Pamiętasz to, jak po kilku dniach od naszej drugiej rozmowy, to Ty do mnie podeszłaś?
Byłem w takim szoku, że myślałem, iż mnie z kimś pomyliłaś. 
Ten dzień również pamiętam bardzo dobrze, jakby to wszystko wydarzyło się przed paroma minutami. Jakby przed chwilą odmieniło się całe moje życie, poczynając od Twojego podejścia do mnie na plaży.
To zabrzmi zabawnie, ale chyba można by nazwać Malediwy ,,naszym miejscem".
Tym razem miałaś na sobie zwiewną spódnicę do ziemi i bluzkę. Byłaś ubrana na biało, co kojarzyło mi się za każdym razem z aniołem. 
Ja siedziałem na piasku, wpatrując się w ocean. Często tak robiłem od kilku dni i nawet nie zwracałem uwagi na przechodzących ludzi. Ciebie także nie zauważyłem. Dopiero, gdy usiadłaś koło mnie, podciągając kolana pod brodę, zorientowałem się, że ktoś zajął miejsce przy moim boku. Byłem całkowicie oniemiały i nie potrafiłem się ruszyć. 
,,Cześć", powiedziałaś wtedy, a ja otworzyłem oczy tak szeroko,iż czułem, że wyglądam jakbym zobaczył ducha. ,,Nie musisz się tak gapić, nie powiedziałam nic szokującego, ani tym bardziej nieodpowiedniego", dodałaś.

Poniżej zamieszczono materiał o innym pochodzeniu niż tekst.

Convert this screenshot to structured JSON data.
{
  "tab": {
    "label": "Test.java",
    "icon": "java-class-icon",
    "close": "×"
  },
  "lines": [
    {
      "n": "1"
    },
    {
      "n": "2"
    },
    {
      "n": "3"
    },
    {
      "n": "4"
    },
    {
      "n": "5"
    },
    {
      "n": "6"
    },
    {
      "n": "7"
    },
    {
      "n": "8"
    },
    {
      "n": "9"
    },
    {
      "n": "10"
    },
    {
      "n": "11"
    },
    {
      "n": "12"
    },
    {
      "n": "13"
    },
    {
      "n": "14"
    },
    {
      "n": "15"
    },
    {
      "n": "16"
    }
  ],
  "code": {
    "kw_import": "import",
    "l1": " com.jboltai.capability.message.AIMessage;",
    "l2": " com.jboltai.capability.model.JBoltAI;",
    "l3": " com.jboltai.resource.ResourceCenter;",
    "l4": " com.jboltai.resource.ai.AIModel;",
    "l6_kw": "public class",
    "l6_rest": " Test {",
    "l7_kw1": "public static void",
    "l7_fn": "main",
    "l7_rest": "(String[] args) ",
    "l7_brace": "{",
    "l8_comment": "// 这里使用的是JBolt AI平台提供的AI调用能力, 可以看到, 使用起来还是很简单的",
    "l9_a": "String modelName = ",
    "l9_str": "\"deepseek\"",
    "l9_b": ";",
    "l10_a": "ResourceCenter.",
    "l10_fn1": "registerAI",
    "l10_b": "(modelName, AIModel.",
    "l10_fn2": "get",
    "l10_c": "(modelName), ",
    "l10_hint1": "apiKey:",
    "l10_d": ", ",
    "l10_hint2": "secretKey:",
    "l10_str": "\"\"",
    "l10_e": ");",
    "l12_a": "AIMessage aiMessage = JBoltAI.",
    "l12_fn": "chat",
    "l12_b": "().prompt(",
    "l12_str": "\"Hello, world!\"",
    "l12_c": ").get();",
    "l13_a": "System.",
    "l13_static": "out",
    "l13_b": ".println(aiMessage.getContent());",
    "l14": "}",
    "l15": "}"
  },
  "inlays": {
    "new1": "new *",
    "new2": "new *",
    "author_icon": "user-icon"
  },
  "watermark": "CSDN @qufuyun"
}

Miałem ochotę wybuchnąć śmiechem! Wyobraziłem sobie jak to musiało wyglądać. Nie brzmiałaś, jakbyś chciała mnie zabić, więc zebrałem się w sobie na tyle, na ile pozwalała mi myśl, że siedzisz tak blisko, prawie dotykając mojego ramienia, wziąłem głęboki wdech i odpowiedziałem:
,,Hej. Miło cię widzieć".
Zapadła dłuższa cisza między nami, ale za nic w świecie nie umiałem jej przerwać. Bo niby co miałem Ci powiedzieć? Przekonałem sam siebie, że nie powinienem zabierać głosu, gdyż to Ty zrobiłaś pierwszy krok i Ty powinnaś coś powiedzieć. Patrzyłem więc nadal na zachodzące słońce i czekałem. A Ty odezwałaś się po chwili, a to, co mi powiedziałaś... Nie wiedziałem, że jeszcze będziesz umiała mnie zaskoczyć!

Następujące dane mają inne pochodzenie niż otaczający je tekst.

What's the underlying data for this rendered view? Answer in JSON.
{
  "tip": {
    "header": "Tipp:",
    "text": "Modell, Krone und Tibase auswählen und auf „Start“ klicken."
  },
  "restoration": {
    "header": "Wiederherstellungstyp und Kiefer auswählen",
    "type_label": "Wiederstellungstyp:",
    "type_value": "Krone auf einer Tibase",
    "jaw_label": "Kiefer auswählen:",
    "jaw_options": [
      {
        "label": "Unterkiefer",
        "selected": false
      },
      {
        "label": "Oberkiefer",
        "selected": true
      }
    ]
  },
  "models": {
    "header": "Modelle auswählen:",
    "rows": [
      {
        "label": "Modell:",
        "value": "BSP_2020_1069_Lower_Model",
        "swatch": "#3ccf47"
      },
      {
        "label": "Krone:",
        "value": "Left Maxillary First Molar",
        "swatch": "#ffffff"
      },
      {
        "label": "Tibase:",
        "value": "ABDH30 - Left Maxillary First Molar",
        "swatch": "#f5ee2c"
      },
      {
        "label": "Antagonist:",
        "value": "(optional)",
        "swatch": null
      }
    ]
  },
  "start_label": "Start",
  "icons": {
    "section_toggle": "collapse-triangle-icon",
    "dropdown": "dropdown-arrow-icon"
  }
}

,,Chciałam cię przeprosić. Źle się zachowałam w stosunku do ciebie i naprawdę uważam, że powinnam czasem się odrobinę pohamować". Chciałem Ci przerwać, ale mi nie pozwoliłaś. ,,Nie przerywaj mi, bo zwykle nie przepraszam byle kogo. Robię to tylko wtedy, gdy wiem, iż naprawdę muszę. A teraz jest właśnie ten moment". Pamiętam to wszystko, co mi wtedy powiedziałaś i nie sądzę, bym kiedykolwiek zapomniał. ,,Zachowałam się jak idiotka. Nie powinnam mówić do ciebie takich rzeczy, ponieważ to, że nie chcę cię poznać byłoby nieprawdą. Nie znam cię, to prawda, nieźle mnie wkurzyłeś, co nieczęsto zdarza się mężczyznom, którzy tylko na mnie patrzą, ale chciałabym cię poznać. Naprawdę". 

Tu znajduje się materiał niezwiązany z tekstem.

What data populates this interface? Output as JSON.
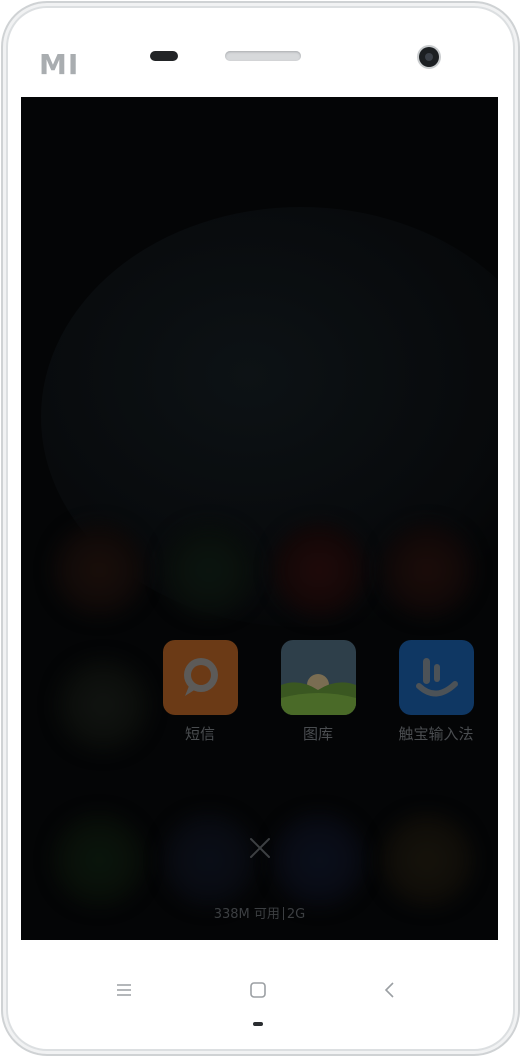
{
  "device": {
    "brand_logo": "MI"
  },
  "recents": {
    "apps": [
      {
        "label": "短信",
        "icon": "message-bubble-icon",
        "color": "#d9772a"
      },
      {
        "label": "图库",
        "icon": "gallery-landscape-icon",
        "color": "#6fae3e"
      },
      {
        "label": "触宝输入法",
        "icon": "touchpal-keyboard-icon",
        "color": "#2a78c9"
      }
    ],
    "close_icon": "close-icon",
    "memory_available": "338M 可用",
    "memory_total": "2G"
  },
  "navbar": {
    "menu_icon": "menu-icon",
    "home_icon": "home-icon",
    "back_icon": "back-icon"
  }
}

Nawet teraz nie wiem, jak mógłbym to skomentować, ponieważ wciąż nie dociera do mnie, że właśnie wtedy okazałaś mi swoje zainteresowanie. Wtedy także zwróciłem na to uwagę i chciałem być z Tobą absolutnie szczery, lecz w ostatniej chwili się powstrzymałem. Nie mogłem znowu Cię do siebie zniechęcić poprzez wylanie z siebie tego wszystkiego, co we mnie tkwiło.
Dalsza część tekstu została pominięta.